4 thoughts on “Coming Soon from Nine-Banded Books

  1. Hey, I’m grateful for their refusal to allow us to film. It meant we had to go all guerilla on them, which made for a compelling segment, culminating in our expulsion. And to think I was there to sing the mall’s praises! A prophet without honor in his own country. The agony of irony.

  2. Andy: Agony and Irony? Makes me want to publish zines and rage against machines.

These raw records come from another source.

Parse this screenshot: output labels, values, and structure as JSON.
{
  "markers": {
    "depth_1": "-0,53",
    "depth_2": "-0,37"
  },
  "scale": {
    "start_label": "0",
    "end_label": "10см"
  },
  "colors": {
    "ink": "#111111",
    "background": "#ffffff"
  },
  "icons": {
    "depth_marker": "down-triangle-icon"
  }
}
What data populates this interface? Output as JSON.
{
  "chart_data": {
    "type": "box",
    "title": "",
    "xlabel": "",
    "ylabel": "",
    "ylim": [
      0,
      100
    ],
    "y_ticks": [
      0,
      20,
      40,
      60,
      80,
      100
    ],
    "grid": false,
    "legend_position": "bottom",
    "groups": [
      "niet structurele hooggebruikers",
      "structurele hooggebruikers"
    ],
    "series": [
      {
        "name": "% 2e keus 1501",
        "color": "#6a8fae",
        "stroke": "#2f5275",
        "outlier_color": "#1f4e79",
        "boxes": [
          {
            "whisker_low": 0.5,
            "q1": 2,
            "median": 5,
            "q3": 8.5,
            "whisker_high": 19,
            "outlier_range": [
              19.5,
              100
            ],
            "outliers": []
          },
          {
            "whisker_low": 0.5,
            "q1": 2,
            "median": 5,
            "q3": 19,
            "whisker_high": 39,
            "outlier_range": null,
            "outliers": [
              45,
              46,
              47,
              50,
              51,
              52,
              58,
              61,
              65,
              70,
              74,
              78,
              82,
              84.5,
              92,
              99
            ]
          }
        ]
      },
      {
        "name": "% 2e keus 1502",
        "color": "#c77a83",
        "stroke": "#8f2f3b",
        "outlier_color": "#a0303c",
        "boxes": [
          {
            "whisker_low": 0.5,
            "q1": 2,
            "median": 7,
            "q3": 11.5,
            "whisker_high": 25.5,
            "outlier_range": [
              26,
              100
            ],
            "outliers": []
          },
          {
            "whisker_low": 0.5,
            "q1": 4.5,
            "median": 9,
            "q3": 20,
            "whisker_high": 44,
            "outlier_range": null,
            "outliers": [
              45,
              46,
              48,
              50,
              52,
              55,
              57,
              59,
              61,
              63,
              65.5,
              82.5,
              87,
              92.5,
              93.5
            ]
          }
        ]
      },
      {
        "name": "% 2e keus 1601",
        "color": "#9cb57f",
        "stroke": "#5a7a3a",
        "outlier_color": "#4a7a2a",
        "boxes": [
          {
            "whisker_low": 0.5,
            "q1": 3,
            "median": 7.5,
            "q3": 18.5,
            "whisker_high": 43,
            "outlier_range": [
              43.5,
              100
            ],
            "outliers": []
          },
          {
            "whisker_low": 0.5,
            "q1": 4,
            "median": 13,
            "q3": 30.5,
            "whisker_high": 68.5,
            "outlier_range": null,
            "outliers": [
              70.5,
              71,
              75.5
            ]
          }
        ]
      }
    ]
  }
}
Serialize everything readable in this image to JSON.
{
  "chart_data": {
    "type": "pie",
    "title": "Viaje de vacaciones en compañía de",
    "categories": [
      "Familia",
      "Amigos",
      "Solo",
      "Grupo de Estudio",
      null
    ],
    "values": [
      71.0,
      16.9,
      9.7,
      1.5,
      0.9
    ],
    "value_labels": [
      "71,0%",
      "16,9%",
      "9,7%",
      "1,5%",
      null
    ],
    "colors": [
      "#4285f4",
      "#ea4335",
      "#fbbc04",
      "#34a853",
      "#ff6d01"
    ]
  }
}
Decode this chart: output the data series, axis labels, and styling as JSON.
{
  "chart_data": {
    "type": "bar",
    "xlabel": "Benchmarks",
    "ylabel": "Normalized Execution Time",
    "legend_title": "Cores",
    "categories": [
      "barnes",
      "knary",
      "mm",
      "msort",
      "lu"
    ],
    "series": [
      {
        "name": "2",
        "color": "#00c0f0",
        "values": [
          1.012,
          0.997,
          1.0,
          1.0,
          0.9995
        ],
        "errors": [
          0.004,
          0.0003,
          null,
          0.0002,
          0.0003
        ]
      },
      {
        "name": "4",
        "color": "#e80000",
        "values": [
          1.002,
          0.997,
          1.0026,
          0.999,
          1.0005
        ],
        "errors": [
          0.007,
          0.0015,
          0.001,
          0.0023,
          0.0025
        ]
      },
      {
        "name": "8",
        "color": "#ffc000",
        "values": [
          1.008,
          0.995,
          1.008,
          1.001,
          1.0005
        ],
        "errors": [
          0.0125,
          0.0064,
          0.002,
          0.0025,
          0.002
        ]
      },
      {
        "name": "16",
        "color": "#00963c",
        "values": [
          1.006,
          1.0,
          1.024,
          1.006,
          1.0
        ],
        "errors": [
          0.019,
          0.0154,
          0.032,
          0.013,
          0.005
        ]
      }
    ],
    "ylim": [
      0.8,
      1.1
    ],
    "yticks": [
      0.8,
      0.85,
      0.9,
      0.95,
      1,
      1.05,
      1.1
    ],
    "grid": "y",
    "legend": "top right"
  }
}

    TGGP: Thanks for the link. It’s a pretty good analysis. If there was a cultural seed for the daycare panic, it may have been the book, “Michelle Remembers.” But I think it’s a mistake to simplify these things because panics seldom have a clearly traceable explanation. A thousand cultural forces converge and you get a wave of collective madness. With the daycare panic, each case has it’s own curious etiology that can be understood retrospectively — with McMartin, a claim was made by a mentally disturbed mother and the cops responded by sending a panic-baiting form letter to the parents — but I think there was more going on; that there was a cultural backdrop that allowed a blip to generate into full-blown panic. A lot of it probably had to do with a generalized anxiety about changing roles relating to childrearing. Daycare wasn’t exactly new during the early 80s, but it was becoming more prevalent as more mothers in a post-common-law-divorce world harbored guilt over the reality that their children were being tended to by strangers. Nursed in a soup of guilt and fear, strangers became “the other” so that hysteria could be summoned with a gentle prod. (It’s probably significant that so many of the accused were women, and the Kelly Michaels case is particularly instructive as an analogy to the classic witch hunt.)

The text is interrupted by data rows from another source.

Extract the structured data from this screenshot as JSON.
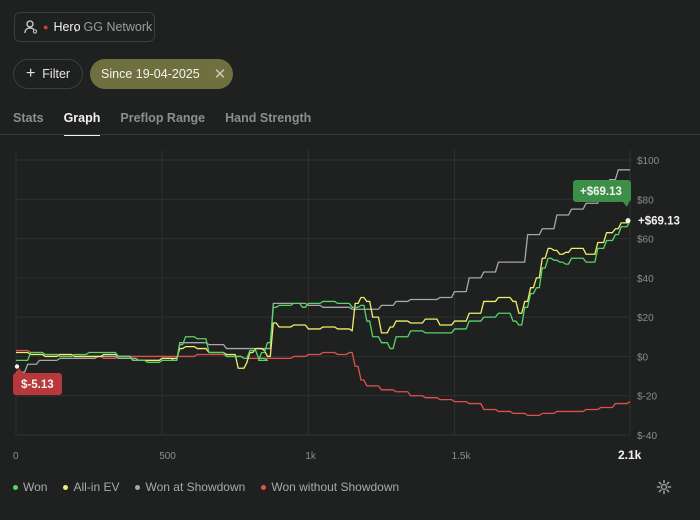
{
  "player": {
    "name": "Hero",
    "network": "GG Network",
    "user_icon": "user-settings-icon"
  },
  "filter": {
    "label": "Filter",
    "active_chip": "Since 19-04-2025"
  },
  "tabs": [
    {
      "label": "Stats",
      "active": false
    },
    {
      "label": "Graph",
      "active": true
    },
    {
      "label": "Preflop Range",
      "active": false
    },
    {
      "label": "Hand Strength",
      "active": false
    }
  ],
  "chart_data": {
    "type": "line",
    "x_ticks": [
      "0",
      "500",
      "1k",
      "1.5k",
      "2.1k"
    ],
    "x_tick_values": [
      0,
      500,
      1000,
      1500,
      2100
    ],
    "y_ticks": [
      "$100",
      "$80",
      "$60",
      "$40",
      "$20",
      "$0",
      "$-20",
      "$-40"
    ],
    "y_tick_values": [
      100,
      80,
      60,
      40,
      20,
      0,
      -20,
      -40
    ],
    "xlim": [
      0,
      2100
    ],
    "ylim": [
      -40,
      100
    ],
    "end_label": "+$69.13",
    "end_badge": "+$69.13",
    "start_badge": "$-5.13",
    "colors": {
      "won": "#57d46a",
      "ev": "#f0ee6a",
      "showdown": "#a8a8a8",
      "nonsd": "#e0514b",
      "badge_green": "#3c8f46",
      "badge_red": "#b9383b"
    },
    "series": [
      {
        "name": "Won",
        "points": [
          [
            0,
            -2
          ],
          [
            50,
            2
          ],
          [
            100,
            1
          ],
          [
            150,
            0
          ],
          [
            200,
            1
          ],
          [
            250,
            2
          ],
          [
            300,
            2
          ],
          [
            350,
            0
          ],
          [
            400,
            -2
          ],
          [
            450,
            -3
          ],
          [
            500,
            -2
          ],
          [
            540,
            -2
          ],
          [
            560,
            6
          ],
          [
            580,
            10
          ],
          [
            620,
            9
          ],
          [
            660,
            2
          ],
          [
            720,
            0
          ],
          [
            780,
            -1
          ],
          [
            800,
            3
          ],
          [
            820,
            3
          ],
          [
            830,
            -1
          ],
          [
            860,
            -2
          ],
          [
            840,
            2
          ],
          [
            860,
            7
          ],
          [
            880,
            25
          ],
          [
            900,
            26
          ],
          [
            950,
            27
          ],
          [
            980,
            25
          ],
          [
            1000,
            27
          ],
          [
            1050,
            28
          ],
          [
            1100,
            27
          ],
          [
            1150,
            25
          ],
          [
            1180,
            26
          ],
          [
            1200,
            18
          ],
          [
            1220,
            10
          ],
          [
            1250,
            7
          ],
          [
            1280,
            4
          ],
          [
            1300,
            10
          ],
          [
            1350,
            13
          ],
          [
            1400,
            12
          ],
          [
            1450,
            12
          ],
          [
            1500,
            14
          ],
          [
            1550,
            18
          ],
          [
            1600,
            20
          ],
          [
            1650,
            22
          ],
          [
            1700,
            18
          ],
          [
            1720,
            16
          ],
          [
            1740,
            25
          ],
          [
            1760,
            32
          ],
          [
            1780,
            35
          ],
          [
            1800,
            45
          ],
          [
            1820,
            50
          ],
          [
            1840,
            49
          ],
          [
            1860,
            48
          ],
          [
            1880,
            47
          ],
          [
            1900,
            50
          ],
          [
            1950,
            48
          ],
          [
            1990,
            55
          ],
          [
            2020,
            59
          ],
          [
            2050,
            62
          ],
          [
            2070,
            66
          ],
          [
            2100,
            69.13
          ]
        ]
      },
      {
        "name": "All-in EV",
        "points": [
          [
            0,
            2
          ],
          [
            50,
            1
          ],
          [
            100,
            0
          ],
          [
            150,
            1
          ],
          [
            200,
            0
          ],
          [
            250,
            0
          ],
          [
            300,
            1
          ],
          [
            350,
            0
          ],
          [
            400,
            -2
          ],
          [
            450,
            -2
          ],
          [
            500,
            -1
          ],
          [
            540,
            -1
          ],
          [
            560,
            4
          ],
          [
            580,
            5
          ],
          [
            620,
            4
          ],
          [
            660,
            2
          ],
          [
            720,
            1
          ],
          [
            760,
            -6
          ],
          [
            790,
            -3
          ],
          [
            800,
            2
          ],
          [
            820,
            4
          ],
          [
            850,
            3
          ],
          [
            860,
            0
          ],
          [
            880,
            17
          ],
          [
            900,
            15
          ],
          [
            950,
            16
          ],
          [
            1000,
            14
          ],
          [
            1050,
            15
          ],
          [
            1100,
            14
          ],
          [
            1150,
            13
          ],
          [
            1160,
            27
          ],
          [
            1180,
            30
          ],
          [
            1200,
            28
          ],
          [
            1220,
            20
          ],
          [
            1250,
            12
          ],
          [
            1280,
            15
          ],
          [
            1300,
            18
          ],
          [
            1350,
            17
          ],
          [
            1400,
            19
          ],
          [
            1450,
            16
          ],
          [
            1500,
            18
          ],
          [
            1550,
            22
          ],
          [
            1600,
            28
          ],
          [
            1650,
            30
          ],
          [
            1700,
            28
          ],
          [
            1720,
            22
          ],
          [
            1740,
            28
          ],
          [
            1760,
            35
          ],
          [
            1780,
            40
          ],
          [
            1800,
            50
          ],
          [
            1820,
            55
          ],
          [
            1840,
            54
          ],
          [
            1860,
            52
          ],
          [
            1880,
            53
          ],
          [
            1900,
            55
          ],
          [
            1950,
            52
          ],
          [
            1990,
            58
          ],
          [
            2020,
            63
          ],
          [
            2050,
            65
          ],
          [
            2070,
            68
          ],
          [
            2100,
            69
          ]
        ]
      },
      {
        "name": "Won at Showdown",
        "points": [
          [
            0,
            -8
          ],
          [
            40,
            -4
          ],
          [
            80,
            -2
          ],
          [
            150,
            -1
          ],
          [
            200,
            -1
          ],
          [
            280,
            0
          ],
          [
            350,
            -1
          ],
          [
            420,
            -2
          ],
          [
            500,
            -1
          ],
          [
            540,
            -2
          ],
          [
            560,
            7
          ],
          [
            620,
            7
          ],
          [
            660,
            6
          ],
          [
            720,
            4
          ],
          [
            780,
            4
          ],
          [
            820,
            4
          ],
          [
            880,
            27
          ],
          [
            950,
            27
          ],
          [
            1000,
            26
          ],
          [
            1050,
            25
          ],
          [
            1100,
            25
          ],
          [
            1150,
            24
          ],
          [
            1200,
            24
          ],
          [
            1250,
            26
          ],
          [
            1300,
            28
          ],
          [
            1350,
            29
          ],
          [
            1400,
            29
          ],
          [
            1450,
            30
          ],
          [
            1500,
            33
          ],
          [
            1550,
            40
          ],
          [
            1600,
            43
          ],
          [
            1650,
            48
          ],
          [
            1700,
            48
          ],
          [
            1750,
            62
          ],
          [
            1800,
            65
          ],
          [
            1850,
            72
          ],
          [
            1900,
            75
          ],
          [
            1950,
            78
          ],
          [
            2000,
            85
          ],
          [
            2030,
            90
          ],
          [
            2060,
            95
          ],
          [
            2100,
            95
          ]
        ]
      },
      {
        "name": "Won without Showdown",
        "points": [
          [
            0,
            3
          ],
          [
            50,
            2
          ],
          [
            100,
            1
          ],
          [
            150,
            1
          ],
          [
            200,
            0
          ],
          [
            250,
            0
          ],
          [
            300,
            -1
          ],
          [
            350,
            0
          ],
          [
            400,
            0
          ],
          [
            450,
            0
          ],
          [
            500,
            0
          ],
          [
            560,
            0
          ],
          [
            620,
            1
          ],
          [
            660,
            1
          ],
          [
            720,
            0
          ],
          [
            780,
            -1
          ],
          [
            820,
            -1
          ],
          [
            880,
            -1
          ],
          [
            950,
            0
          ],
          [
            1000,
            1
          ],
          [
            1050,
            2
          ],
          [
            1100,
            1
          ],
          [
            1140,
            2
          ],
          [
            1160,
            -5
          ],
          [
            1180,
            -12
          ],
          [
            1200,
            -15
          ],
          [
            1250,
            -17
          ],
          [
            1300,
            -18
          ],
          [
            1350,
            -20
          ],
          [
            1400,
            -21
          ],
          [
            1450,
            -22
          ],
          [
            1500,
            -23
          ],
          [
            1550,
            -24
          ],
          [
            1600,
            -27
          ],
          [
            1650,
            -28
          ],
          [
            1700,
            -29
          ],
          [
            1750,
            -30
          ],
          [
            1800,
            -29
          ],
          [
            1850,
            -28
          ],
          [
            1900,
            -28
          ],
          [
            1950,
            -27
          ],
          [
            2000,
            -26
          ],
          [
            2050,
            -24
          ],
          [
            2100,
            -23
          ]
        ]
      }
    ]
  },
  "legend": [
    "Won",
    "All-in EV",
    "Won at Showdown",
    "Won without Showdown"
  ],
  "settings_icon": "gear-icon"
}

    Of course, this was obvious to almost no one at the time. And that’s the rub with collective delusions and moral panics; the narrative that emerges is never clear in the fog of it all. It always makes me wonder what we’re missing.

  3. A traditionalist’s anomie as a result of meeting eyes with the void?
    Might be worth a look: be interesting to see how the abyss is viewed from a different vantage point.